We’re glad that you are looking into this.

jmellorcrummey commented 2 years ago

Why is this issue marked as closed? ROCm still hangs when interrupted with a Linux REALTIME timer?

skyreflectedinmirrors commented 2 years ago

@jmellorcrummey -- just as an update, I have been trying to reproduce this with both the examples here, but haven't had much luck. I did find another issue in initializing roctracer that I've reported internally:

void start_tracing();
int main() {
start_tracing();
}
#include <roctracer/roctracer_hip.h>
void api_callback(uint32_t domain, uint32_t cid, const void *callback_data,
void *arg) {
const hip_api_data_t *data =
reinterpret_cast<const hip_api_data_t *>(callback_data);
}
void start_tracing() { roctracer_enable_callback(api_callback, NULL); }

Still working on it.

jmellorcrummey commented 2 years ago

the way i saw this recently was using hpctoolkit’s hpcrun to profile miniqmc. perhaps you can reproduce it with linux perf sampling with realtime.
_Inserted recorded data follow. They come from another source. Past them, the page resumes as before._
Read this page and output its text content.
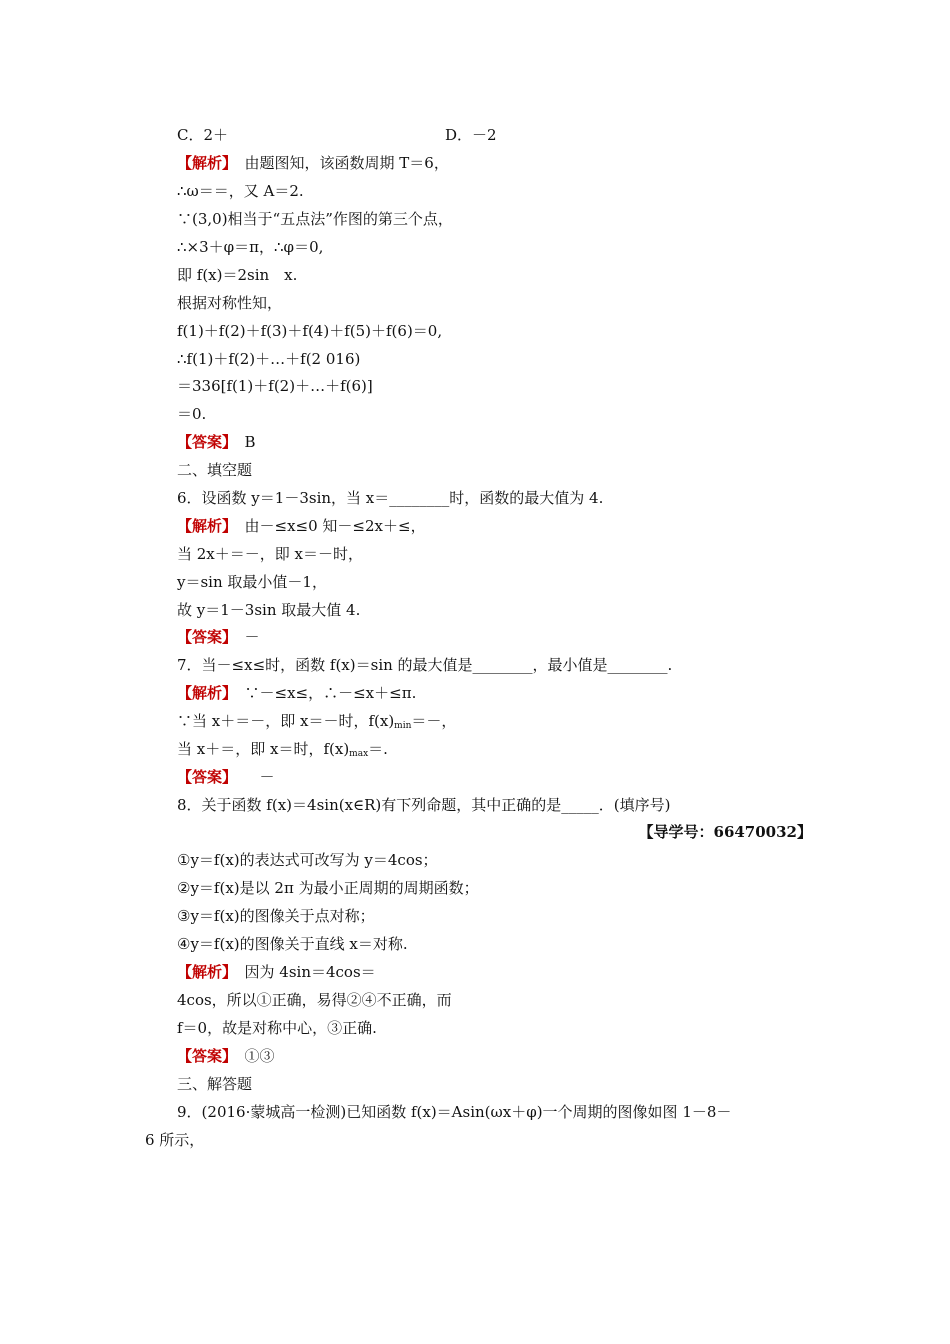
C．2＋	D．－2
【解析】　由题图知，该函数周期 T＝6，
∴ω＝＝，又 A＝2.
∵(3,0)相当于“五点法”作图的第三个点，
∴×3＋φ＝π，∴φ＝0,
即 f(x)＝2sin　x.
根据对称性知，
f(1)＋f(2)＋f(3)＋f(4)＋f(5)＋f(6)＝0,
∴f(1)＋f(2)＋…＋f(2 016)
＝336[f(1)＋f(2)＋…＋f(6)]
＝0.
【答案】　B
二、填空题
6．设函数 y＝1－3sin，当 x＝________时，函数的最大值为 4.
【解析】　由－≤x≤0 知－≤2x＋≤，
当 2x＋＝－，即 x＝－时，
y＝sin 取最小值－1，
故 y＝1－3sin 取最大值 4.
【答案】　－
7．当－≤x≤时，函数 f(x)＝sin 的最大值是________，最小值是________.
【解析】　∵－≤x≤，∴－≤x＋≤π.
∵当 x＋＝－，即 x＝－时，$f(x)_{min}=-$，
当 x＋＝，即 x＝时，$f(x)_{max}=$.
【答案】　　－
8．关于函数 f(x)＝4sin(x∈R)有下列命题，其中正确的是_____．(填序号)
【导学号：66470032】
①y＝f(x)的表达式可改写为 y＝4cos；
②y＝f(x)是以 2π 为最小正周期的周期函数；
③y＝f(x)的图像关于点对称；
④y＝f(x)的图像关于直线 x＝对称.
【解析】　因为 4sin＝4cos＝
4cos，所以①正确，易得②④不正确，而
f＝0，故是对称中心，③正确.
【答案】　①③
三、解答题
9．(2016·蒙城高一检测)已知函数 f(x)＝Asin(ωx＋φ)一个周期的图像如图 1－8－
6 所示，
otherwise we could write a little preloaded library that does nothing but set up realtime sampling on the main thread and wrap pthread_create to start sampling for every other thread. then preload the library and launch miniqmc.

skyreflectedinmirrors commented 2 years ago

perhaps you can reproduce it with linux perf sampling with realtime.

That's a good idea -- I had been trying to build Omnitrace and use that, but ran into fun build issues on our cluster. I'll try that next. Have you been triggering this on Crusher? I doubt it depends on the system, but thought I'd check.

jmellorcrummey commented 2 years ago

i haven’t tried this one on crusher. i was seeing it on our local system with mi50 and rocm 5.1. @jrmadsen saw this problem on amd systems, though i don’t know what flavor rocm and gpus. i think he was using omnitrace.

jrmadsen commented 2 years ago

perhaps you can reproduce it with linux perf sampling with realtime.

That's a good idea -- I had been trying to build Omnitrace and use that, but ran into fun build issues on our cluster. I'll try that next. Have you been triggering this on Crusher? I doubt it depends on the system, but thought I'd check.

@arghdos You shouldn't have to build it. You should just be able to use this installer and then:

export HSA_ENABLE_INTERRUPT=1
export OMNITRACE_ENABLE_SAMPLING=ON
export OMNITRACE_SAMPLING_FREQ=500

If you haven't been seeing it with omnitrace it's bc I do setenv("HSA_ENABLE_INTERRUPT", "0", 0) when the library loads but I don't override it bc there's nothing wrong if it is 1 when solely using the binary instrumentation

skyreflectedinmirrors commented 2 years ago

Didn't look close enough to see you didn't override it if set in the env :)